Their real estate broker, Helga Teitsson, said the turnaround has been swift. The market has not swept back to the headiness of 2007, but it is rallying to a "new normal" where good stock is being snapped up for healthy prices.

"A few months ago, you could take your time, you could negotiate, you could take a week or two to think about it. Right now, if you see a house and you like it, you've got to put in an offer," Ms. Teitsson said.

Low- and mid-range homes are driving the market's rally, real estate agents say. Houses over $1-million remain slower to sell.

But overall confidence is returning, said Andrew Zsolt, president of Coldwell Banker Terrequity Realty, bringing prices up with it. "People waiting for the bottom of the market have missed."

Peripheral industries have seen a rally as well. House stager Anne Bourne said she was busy throughout the downturn, but for different reasons.

During the worst of the slump, desperate home owners and real estate agents called on her to spruce up homes languishing on the market.

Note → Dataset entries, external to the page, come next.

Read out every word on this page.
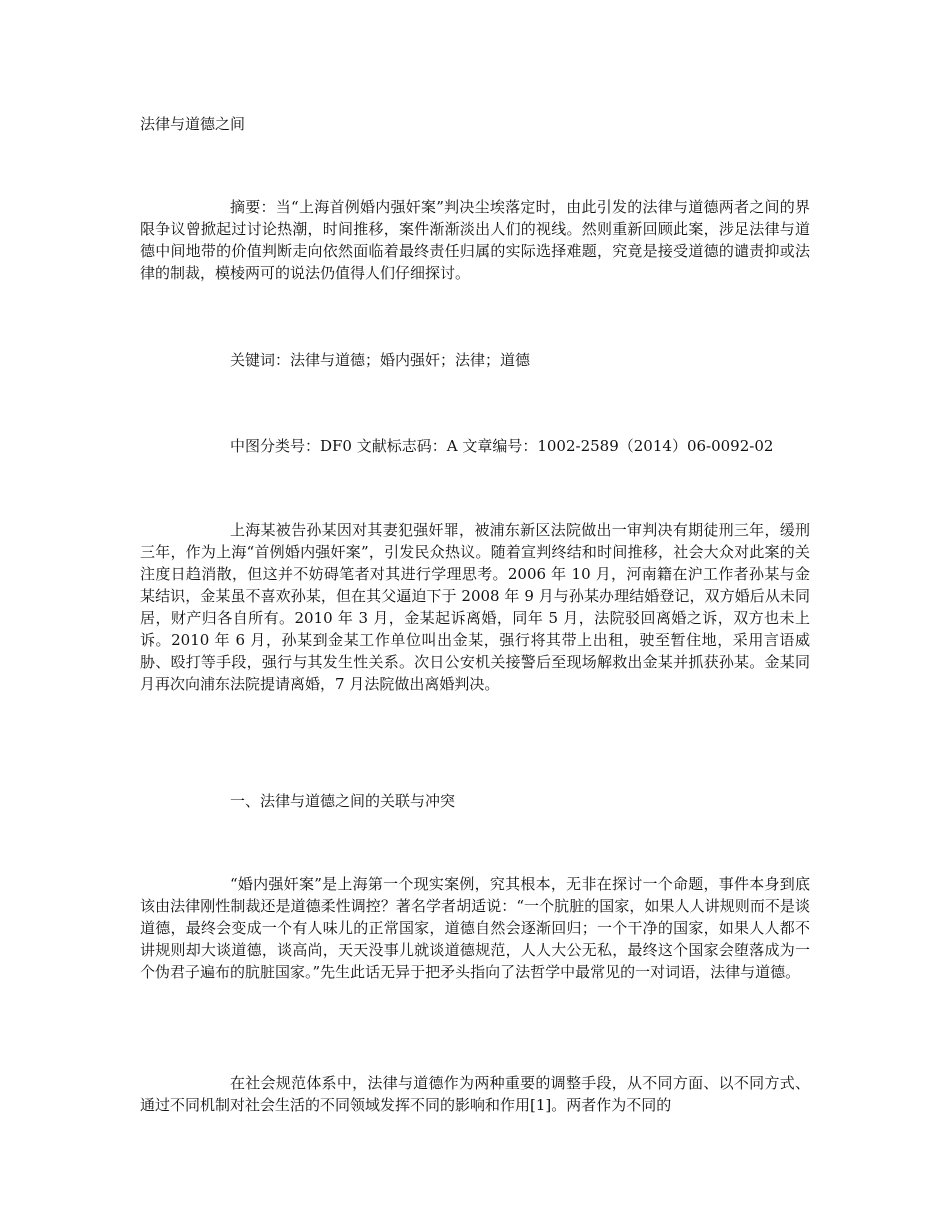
法律与道德之间

摘要：当“上海首例婚内强奸案”判决尘埃落定时，由此引发的法律与道德两者之间的界限争议曾掀起过讨论热潮，时间推移，案件渐渐淡出人们的视线。然则重新回顾此案，涉足法律与道德中间地带的价值判断走向依然面临着最终责任归属的实际选择难题，究竟是接受道德的谴责抑或法律的制裁，模棱两可的说法仍值得人们仔细探讨。

关键词：法律与道德；婚内强奸；法律；道德
中图分类号：DF0 文献标志码：A 文章编号：1002-2589（2014）06-0092-02

上海某被告孙某因对其妻犯强奸罪，被浦东新区法院做出一审判决有期徒刑三年，缓刑三年，作为上海“首例婚内强奸案”，引发民众热议。随着宣判终结和时间推移，社会大众对此案的关注度日趋消散，但这并不妨碍笔者对其进行学理思考。2006 年 10 月，河南籍在沪工作者孙某与金某结识，金某虽不喜欢孙某，但在其父逼迫下于 2008 年 9 月与孙某办理结婚登记，双方婚后从未同居，财产归各自所有。2010 年 3 月，金某起诉离婚，同年 5 月，法院驳回离婚之诉，双方也未上诉。2010 年 6 月，孙某到金某工作单位叫出金某，强行将其带上出租，驶至暂住地，采用言语威胁、殴打等手段，强行与其发生性关系。次日公安机关接警后至现场解救出金某并抓获孙某。金某同月再次向浦东法院提请离婚，7 月法院做出离婚判决。

一、法律与道德之间的关联与冲突

“婚内强奸案”是上海第一个现实案例，究其根本，无非在探讨一个命题，事件本身到底该由法律刚性制裁还是道德柔性调控？著名学者胡适说：“一个肮脏的国家，如果人人讲规则而不是谈道德，最终会变成一个有人味儿的正常国家，道德自然会逐渐回归；一个干净的国家，如果人人都不讲规则却大谈道德，谈高尚，天天没事儿就谈道德规范，人人大公无私，最终这个国家会堕落成为一个伪君子遍布的肮脏国家。”先生此话无异于把矛头指向了法哲学中最常见的一对词语，法律与道德。

在社会规范体系中，法律与道德作为两种重要的调整手段，从不同方面、以不同方式、通过不同机制对社会生活的不同领域发挥不同的影响和作用[1]。两者作为不同的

Now, people are calling before they list a property in a bid to ensure they snare the listing price. "I think sellers are realizing this is not the time to be testing out a price," she said.

The buyers are there, but only if the property is appealing for the price, she said.

Generally speaking, real estate agents point to the GTA's east for any remaining bargains, but say canny and quick buyers are still finding good deals across the city.

Mr. Schulze and Ms. Tippin are hoping that holds true until they return from their wedding and start searching again.

"Some [sellers] are still hoping they'll get someone to overpay, but I think people aren't willing as much to overpay right now. Maybe that's one thing that's changed, so that's good," Mr. Schulze said.

"We've decided that we're not going to be able to beat the market. We're not going to be able to outsmart it, so we're just going to wait until the time is just right for us and do it then."